Díaz-Troya Sandra, Pérez-Pérez María Esther, Florencio Francisco J, Crespo José L
Instituto de Bioquímica Vegetal y Fotosíntesis, Consejo Superior de Investigaciones Científicas, Seville, Spain.
Autophagy. 2008 Oct;4(7):851-65. doi: 10.4161/auto.6555. Epub 2008 Oct 8.
The target of rapamycin (TOR) is a conserved Ser/Thr kinase that controls cell growth by activating an array of anabolic processes including protein synthesis, transcription and ribosome biogenesis, and by inhibiting catabolic processes such as mRNA degradation and autophagy. Control of autophagy by TOR occurs primarily at the induction step, and involves activation of the ATG1 kinase, a conserved component of the autophagic machinery. A substantial number of genes participating in autophagy have been originally identified in yeast. Most of these genes have mammalian homologues and many have apparent homologues in plants, indicating that autophagy is conserved among eukaryotes. The recent identification of TOR as a key element in cell growth control in plants and algae opens the way for future studies to investigate whether this signaling pathway may also control autophagy in photosynthetic organisms.

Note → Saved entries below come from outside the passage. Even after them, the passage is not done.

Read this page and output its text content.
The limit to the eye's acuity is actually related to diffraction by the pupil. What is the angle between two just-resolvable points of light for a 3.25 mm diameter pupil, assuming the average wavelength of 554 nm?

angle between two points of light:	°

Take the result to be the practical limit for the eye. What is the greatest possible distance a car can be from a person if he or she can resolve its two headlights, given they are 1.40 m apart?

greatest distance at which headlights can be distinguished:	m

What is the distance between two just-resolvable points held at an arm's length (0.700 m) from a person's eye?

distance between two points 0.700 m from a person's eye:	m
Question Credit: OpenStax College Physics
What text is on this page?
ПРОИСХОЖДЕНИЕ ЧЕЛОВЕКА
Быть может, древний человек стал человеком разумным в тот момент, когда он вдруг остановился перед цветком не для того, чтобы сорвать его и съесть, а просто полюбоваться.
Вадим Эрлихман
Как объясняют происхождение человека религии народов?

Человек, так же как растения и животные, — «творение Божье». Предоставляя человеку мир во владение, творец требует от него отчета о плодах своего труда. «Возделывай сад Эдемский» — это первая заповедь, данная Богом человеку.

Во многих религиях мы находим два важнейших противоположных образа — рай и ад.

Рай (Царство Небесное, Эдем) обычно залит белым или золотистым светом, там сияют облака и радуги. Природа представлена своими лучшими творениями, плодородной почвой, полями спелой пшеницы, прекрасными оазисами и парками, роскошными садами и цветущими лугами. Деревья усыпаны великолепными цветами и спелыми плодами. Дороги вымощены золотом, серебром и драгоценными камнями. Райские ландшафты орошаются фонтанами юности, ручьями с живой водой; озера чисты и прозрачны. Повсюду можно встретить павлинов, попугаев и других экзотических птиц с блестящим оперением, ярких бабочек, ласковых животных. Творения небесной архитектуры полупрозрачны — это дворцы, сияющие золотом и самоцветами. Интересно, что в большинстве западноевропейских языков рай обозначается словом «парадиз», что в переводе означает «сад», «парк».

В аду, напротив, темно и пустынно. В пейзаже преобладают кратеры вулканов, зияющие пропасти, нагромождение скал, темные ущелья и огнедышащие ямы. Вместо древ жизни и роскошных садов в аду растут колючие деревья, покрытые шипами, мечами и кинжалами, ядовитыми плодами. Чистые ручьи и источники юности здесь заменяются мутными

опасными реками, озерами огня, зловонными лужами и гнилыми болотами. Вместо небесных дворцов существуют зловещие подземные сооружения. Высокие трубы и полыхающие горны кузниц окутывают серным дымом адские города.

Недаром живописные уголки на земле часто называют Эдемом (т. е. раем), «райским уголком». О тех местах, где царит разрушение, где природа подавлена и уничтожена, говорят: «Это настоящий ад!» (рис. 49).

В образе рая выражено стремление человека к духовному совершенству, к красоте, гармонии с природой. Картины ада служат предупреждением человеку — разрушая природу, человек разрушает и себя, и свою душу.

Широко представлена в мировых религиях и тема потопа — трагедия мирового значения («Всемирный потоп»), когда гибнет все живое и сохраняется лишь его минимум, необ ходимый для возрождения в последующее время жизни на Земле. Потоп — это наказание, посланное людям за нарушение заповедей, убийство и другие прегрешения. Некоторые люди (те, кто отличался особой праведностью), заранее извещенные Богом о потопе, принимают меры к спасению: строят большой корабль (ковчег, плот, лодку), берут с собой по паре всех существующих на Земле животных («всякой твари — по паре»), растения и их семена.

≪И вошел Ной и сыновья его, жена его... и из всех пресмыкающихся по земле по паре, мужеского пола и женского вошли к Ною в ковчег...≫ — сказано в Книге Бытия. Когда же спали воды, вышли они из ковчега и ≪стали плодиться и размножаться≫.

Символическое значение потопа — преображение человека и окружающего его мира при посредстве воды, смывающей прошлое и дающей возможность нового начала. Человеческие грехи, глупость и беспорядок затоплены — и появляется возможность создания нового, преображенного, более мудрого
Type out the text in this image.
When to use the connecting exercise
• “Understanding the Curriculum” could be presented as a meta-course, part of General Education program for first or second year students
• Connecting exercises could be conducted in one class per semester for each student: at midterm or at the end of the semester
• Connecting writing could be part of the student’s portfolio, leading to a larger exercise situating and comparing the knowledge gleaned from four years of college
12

雷帕霉素靶蛋白(TOR)是一种保守的丝氨酸/苏氨酸激酶,它通过激活一系列合成代谢过程(包括蛋白质合成、转录和核糖体生物发生)以及抑制分解代谢过程(如mRNA降解和自噬)来控制细胞生长。TOR对自噬的调控主要发生在诱导阶段,涉及自噬机制的保守组分ATG1激酶的激活。大量参与自噬的基因最初是在酵母中鉴定出来的。这些基因中的大多数在哺乳动物中有同源物,许多在植物中也有明显的同源物,这表明自噬在真核生物中是保守存在的。最近在植物和藻类中发现TOR是细胞生长控制的关键元件,这为未来研究该信号通路是否也能调控光合生物中的自噬开辟了道路。